Flexible Funktionen

Verwendung

Flexible Funktionenerweitern die Möglichkeiten der Mengenermittlung wesentlich, indem sie Auswertungsläufe über interne Tabellen ermöglichen. Interne Tabellen können z.B. Vorgänge eines Arbeitsplanes, Komponenten einer Stückliste oder Kalkulationspositionen enthalten. So werden die Datenzugriffe detaillierter, es können z.B. mehrere Stücklistenkomponenten eines Fertigungsauftrages oder mehrere Materialkomponenten eines Netzplanvorganges ausgewertet werden.

Mit flexiblen Funktionen können außerdem Ergebnisse nach Prüfung bestimmter, benutzerdefinierter Bedingungen weiterverarbeitet werden.

Flexible Funktionen bestehen aus folgenden Komponenten:

  • Tabelle , die ausgewertet wird ( festgelegt in flexibler Funktion ).

  • Bedingung: Pro Eintrag der internen Tabelle prüft das System, ob eine vom Benutzer definierte Bedingung erfüllt ist.

  • Formel: Falls die Bedingung erfüllt ist, wertet das System (pro Eintrag in der internen Tabelle) eine vom Benutzer definierte Formel aus.
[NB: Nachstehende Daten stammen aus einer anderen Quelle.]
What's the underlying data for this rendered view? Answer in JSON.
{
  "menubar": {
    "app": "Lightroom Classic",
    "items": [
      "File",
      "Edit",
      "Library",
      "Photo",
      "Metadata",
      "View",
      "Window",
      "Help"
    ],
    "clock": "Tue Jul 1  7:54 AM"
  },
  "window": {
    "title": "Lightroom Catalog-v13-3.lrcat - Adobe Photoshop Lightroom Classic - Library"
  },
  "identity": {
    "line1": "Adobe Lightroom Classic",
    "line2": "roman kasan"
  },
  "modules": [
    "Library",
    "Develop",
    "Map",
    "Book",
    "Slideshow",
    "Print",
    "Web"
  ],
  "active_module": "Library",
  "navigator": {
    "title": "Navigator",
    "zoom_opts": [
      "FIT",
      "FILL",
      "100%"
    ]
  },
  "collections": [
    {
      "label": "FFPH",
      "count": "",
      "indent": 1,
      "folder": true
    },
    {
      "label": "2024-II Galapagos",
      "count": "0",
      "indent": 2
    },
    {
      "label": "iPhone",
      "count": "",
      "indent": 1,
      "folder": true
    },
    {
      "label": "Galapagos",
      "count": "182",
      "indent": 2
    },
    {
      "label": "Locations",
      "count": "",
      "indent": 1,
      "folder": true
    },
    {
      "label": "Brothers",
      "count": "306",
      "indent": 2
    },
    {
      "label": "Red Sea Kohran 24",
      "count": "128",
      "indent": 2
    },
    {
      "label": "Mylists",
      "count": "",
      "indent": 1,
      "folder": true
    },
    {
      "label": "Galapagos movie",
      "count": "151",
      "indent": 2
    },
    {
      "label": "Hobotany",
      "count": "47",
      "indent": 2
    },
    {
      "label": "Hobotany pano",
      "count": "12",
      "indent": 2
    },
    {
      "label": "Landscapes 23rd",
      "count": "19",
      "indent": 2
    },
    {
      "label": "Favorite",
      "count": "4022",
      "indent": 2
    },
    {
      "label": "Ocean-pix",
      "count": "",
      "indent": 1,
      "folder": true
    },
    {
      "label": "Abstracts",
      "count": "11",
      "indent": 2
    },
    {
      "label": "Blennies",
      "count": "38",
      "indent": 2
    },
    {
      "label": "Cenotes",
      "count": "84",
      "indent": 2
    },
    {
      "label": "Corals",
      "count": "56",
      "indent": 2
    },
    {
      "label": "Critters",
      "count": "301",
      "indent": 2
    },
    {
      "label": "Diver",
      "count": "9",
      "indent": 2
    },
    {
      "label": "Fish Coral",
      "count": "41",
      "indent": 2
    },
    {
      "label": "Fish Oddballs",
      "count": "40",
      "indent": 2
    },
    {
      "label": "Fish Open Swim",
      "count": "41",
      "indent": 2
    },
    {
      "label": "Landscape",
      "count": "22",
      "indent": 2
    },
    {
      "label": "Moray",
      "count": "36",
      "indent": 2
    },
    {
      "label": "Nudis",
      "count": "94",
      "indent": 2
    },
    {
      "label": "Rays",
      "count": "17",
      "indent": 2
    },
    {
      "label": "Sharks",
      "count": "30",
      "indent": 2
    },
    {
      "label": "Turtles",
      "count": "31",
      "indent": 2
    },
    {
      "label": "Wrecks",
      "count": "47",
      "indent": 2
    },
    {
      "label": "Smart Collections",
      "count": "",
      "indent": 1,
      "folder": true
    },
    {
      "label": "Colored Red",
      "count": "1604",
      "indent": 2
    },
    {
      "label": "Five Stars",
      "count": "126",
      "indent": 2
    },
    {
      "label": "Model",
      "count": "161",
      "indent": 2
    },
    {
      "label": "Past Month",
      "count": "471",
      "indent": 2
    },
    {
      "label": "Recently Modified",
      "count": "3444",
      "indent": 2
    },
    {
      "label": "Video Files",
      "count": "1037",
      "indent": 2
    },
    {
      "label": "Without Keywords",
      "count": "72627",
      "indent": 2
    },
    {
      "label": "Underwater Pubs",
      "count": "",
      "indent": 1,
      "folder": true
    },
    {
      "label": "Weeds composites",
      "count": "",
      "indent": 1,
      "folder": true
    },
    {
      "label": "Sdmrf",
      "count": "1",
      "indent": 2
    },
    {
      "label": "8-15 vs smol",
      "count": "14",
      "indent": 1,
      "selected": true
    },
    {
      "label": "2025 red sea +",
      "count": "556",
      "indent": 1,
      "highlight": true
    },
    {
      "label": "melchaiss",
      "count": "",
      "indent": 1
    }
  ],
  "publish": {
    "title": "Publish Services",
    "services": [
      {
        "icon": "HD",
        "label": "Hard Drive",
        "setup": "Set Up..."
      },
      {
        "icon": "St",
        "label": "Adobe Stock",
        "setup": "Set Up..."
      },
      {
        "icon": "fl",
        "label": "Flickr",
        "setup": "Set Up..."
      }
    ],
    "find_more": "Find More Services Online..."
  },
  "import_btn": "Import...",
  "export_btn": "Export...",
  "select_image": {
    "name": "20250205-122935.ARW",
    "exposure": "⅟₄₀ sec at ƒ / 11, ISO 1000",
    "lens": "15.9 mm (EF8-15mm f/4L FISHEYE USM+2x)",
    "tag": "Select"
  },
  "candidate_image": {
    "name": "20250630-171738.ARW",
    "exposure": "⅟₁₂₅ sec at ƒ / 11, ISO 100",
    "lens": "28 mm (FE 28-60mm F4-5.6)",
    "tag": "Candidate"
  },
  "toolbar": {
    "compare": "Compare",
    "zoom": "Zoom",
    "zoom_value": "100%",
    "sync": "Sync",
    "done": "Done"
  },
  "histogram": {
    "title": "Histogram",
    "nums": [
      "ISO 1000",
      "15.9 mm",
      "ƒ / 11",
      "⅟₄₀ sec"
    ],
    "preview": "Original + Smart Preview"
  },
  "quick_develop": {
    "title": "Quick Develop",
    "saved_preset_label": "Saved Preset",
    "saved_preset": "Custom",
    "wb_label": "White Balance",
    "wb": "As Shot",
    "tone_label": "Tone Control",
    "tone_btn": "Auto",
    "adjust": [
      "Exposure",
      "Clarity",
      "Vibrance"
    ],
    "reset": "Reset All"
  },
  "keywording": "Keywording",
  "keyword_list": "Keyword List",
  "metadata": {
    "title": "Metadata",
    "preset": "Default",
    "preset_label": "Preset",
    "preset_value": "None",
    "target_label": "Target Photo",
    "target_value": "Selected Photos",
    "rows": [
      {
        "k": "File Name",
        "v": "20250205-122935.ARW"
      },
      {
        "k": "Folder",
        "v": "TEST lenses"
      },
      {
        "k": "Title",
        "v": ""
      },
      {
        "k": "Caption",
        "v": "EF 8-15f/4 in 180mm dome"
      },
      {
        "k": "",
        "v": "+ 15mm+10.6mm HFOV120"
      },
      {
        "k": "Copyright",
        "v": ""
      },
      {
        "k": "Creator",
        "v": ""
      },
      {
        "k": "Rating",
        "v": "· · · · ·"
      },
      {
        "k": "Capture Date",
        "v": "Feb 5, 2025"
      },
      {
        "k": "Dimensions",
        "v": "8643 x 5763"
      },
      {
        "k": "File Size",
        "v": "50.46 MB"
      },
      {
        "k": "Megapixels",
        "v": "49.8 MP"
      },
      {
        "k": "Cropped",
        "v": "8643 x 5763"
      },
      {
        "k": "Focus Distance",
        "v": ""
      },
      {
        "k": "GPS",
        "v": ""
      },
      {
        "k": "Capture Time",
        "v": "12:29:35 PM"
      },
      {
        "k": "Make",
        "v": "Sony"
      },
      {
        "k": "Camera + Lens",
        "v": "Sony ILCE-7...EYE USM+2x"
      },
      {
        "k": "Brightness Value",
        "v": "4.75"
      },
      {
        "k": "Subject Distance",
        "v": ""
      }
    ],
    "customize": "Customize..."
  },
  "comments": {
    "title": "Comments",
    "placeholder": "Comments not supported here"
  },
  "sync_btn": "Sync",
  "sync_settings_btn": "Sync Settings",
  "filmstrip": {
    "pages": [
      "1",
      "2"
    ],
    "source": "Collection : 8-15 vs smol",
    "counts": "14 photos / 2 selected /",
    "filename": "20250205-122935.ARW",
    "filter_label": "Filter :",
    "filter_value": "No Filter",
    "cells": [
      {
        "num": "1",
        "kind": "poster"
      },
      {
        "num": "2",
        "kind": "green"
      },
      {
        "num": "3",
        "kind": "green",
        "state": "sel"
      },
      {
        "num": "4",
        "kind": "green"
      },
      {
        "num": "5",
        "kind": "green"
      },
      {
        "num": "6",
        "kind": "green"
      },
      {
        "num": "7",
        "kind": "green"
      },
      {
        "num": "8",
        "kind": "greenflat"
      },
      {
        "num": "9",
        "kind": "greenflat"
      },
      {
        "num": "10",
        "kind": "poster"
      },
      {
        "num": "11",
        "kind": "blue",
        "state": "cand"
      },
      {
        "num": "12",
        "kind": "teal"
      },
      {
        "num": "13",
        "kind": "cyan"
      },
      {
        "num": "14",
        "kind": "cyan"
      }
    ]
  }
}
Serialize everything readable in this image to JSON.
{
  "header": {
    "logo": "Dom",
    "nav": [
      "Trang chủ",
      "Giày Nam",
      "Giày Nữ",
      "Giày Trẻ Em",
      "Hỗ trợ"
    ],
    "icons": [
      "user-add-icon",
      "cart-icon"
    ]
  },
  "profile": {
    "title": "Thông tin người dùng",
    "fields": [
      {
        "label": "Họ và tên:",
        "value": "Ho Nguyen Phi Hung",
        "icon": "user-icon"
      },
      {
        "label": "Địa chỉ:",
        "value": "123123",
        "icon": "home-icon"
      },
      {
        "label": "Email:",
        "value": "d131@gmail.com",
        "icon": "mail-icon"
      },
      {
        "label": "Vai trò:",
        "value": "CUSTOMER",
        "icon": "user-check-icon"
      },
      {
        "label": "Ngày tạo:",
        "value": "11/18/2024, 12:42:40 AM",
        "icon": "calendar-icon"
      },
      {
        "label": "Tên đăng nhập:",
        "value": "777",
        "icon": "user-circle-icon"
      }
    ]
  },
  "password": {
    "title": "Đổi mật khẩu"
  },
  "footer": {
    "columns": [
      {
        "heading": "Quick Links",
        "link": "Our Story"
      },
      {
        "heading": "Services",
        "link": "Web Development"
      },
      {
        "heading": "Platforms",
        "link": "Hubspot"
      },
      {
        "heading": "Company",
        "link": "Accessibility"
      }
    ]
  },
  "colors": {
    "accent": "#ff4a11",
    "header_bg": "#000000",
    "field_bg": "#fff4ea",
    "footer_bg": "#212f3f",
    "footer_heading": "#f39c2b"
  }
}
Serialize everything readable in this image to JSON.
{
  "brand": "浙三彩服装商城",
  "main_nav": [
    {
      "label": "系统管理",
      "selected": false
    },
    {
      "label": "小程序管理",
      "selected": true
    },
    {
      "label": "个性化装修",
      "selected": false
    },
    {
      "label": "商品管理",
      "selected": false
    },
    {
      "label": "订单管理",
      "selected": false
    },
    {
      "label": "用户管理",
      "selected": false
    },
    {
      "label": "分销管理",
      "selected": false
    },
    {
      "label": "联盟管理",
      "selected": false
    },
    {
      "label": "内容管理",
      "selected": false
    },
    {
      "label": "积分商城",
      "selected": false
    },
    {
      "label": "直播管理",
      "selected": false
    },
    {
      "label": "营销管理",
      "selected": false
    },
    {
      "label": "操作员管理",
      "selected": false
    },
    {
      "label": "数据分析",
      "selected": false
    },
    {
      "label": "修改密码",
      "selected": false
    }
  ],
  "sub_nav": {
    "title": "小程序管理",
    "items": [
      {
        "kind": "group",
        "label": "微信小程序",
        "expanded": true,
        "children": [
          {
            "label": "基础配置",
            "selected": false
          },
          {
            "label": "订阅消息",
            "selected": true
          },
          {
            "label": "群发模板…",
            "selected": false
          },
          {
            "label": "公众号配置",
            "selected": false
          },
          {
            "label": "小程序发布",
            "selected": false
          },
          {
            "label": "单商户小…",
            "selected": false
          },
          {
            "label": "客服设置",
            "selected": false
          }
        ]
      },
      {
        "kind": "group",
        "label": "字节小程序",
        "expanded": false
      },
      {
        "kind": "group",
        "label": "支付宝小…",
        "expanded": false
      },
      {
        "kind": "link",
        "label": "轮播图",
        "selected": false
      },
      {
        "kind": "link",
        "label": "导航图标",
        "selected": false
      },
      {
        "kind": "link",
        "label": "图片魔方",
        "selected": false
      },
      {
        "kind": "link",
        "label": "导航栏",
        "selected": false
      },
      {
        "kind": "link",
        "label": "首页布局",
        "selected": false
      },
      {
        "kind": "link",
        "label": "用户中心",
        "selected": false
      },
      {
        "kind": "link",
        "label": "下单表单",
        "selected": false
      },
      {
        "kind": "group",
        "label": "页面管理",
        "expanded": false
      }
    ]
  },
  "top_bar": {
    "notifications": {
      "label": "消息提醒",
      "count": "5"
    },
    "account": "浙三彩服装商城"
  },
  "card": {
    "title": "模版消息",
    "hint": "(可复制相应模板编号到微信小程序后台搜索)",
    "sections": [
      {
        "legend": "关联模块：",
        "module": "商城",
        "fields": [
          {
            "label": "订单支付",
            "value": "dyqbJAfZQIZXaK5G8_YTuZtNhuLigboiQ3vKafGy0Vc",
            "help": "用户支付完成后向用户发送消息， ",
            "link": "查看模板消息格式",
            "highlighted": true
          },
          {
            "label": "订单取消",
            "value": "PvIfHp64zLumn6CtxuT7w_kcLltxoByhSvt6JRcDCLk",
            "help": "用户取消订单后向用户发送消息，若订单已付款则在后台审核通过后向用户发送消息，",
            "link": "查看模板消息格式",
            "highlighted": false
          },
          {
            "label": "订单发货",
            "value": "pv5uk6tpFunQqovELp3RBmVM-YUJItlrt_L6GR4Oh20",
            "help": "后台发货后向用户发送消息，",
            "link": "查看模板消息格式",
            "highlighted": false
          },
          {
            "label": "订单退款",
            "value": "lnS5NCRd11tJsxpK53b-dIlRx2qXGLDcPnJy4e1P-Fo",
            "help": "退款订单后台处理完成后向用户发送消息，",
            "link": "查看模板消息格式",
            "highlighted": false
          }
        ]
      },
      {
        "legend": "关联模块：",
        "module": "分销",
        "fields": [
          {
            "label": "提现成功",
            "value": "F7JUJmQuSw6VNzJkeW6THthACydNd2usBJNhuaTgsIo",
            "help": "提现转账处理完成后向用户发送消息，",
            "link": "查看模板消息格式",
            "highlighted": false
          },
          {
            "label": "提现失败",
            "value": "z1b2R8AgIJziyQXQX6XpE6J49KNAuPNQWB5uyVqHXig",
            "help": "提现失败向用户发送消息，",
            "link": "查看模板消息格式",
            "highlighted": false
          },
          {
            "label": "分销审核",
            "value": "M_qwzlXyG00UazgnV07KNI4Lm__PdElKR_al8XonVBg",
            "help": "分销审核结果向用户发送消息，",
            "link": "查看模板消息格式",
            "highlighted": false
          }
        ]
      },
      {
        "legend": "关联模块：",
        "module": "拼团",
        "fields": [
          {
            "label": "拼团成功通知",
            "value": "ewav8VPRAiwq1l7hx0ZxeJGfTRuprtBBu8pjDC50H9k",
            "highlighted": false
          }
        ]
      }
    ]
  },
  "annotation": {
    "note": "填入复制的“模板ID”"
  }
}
Dabei greift es auf die gerade gefundenen Daten des Eintrags zu. Das Ergebnis einer Formel ist ein numerischer Wert.

  • Verarbeitung: Sämtliche Formelergebnisse eines Auswertungslaufes werden dann verarbeitet. Sie können z.B. summiert werden, oder es wird ein Durchschnitt gebildet ( festgelegt in flexibler Funktion ). Die Art der Verarbeitung ist an der Bezeichnung der flexiblen Funktion zu erkennen: Summe ... - Addition, Multi ... - Multiplikation, Durchschnitt ... - Durchschnittsbildung.

    Hinweis Hinweis

    Falls Sie keine Bedingung definieren, wird die Formel für alle Einträge der internen Tabelle ausgewertet.

    Ende des Hinweises

Aktivitäten

Flexible Funktionen definieren Sie im Editor des Templates. Dazu wählen Sie über den Funktionsbaum eine Funktion mit Tabellenzuordnung aus und geben dann Bedingung und Formel ein.

Weitere Informationen finden Sie unter Flexible Funktionen definieren .

Beispiel

Eine flexible Funktion ( SummeUeberStueliKomponenten ) wertet eine Stückliste aus. Pro Komponente der Stückliste wird geprüft, ob sie die Bedingung "Positionstyp = Lagermaterial" erfüllt (Bedingung vom Benutzer eingegeben). Ist die Bedingung erfüllt, werden die Werte pro Komponente ermittelt, und zwar mittels einer vom Benutzer eingegebenen Formel. Die Einzelwerte werden dann addiert (festgelegt in flexibler Funktion).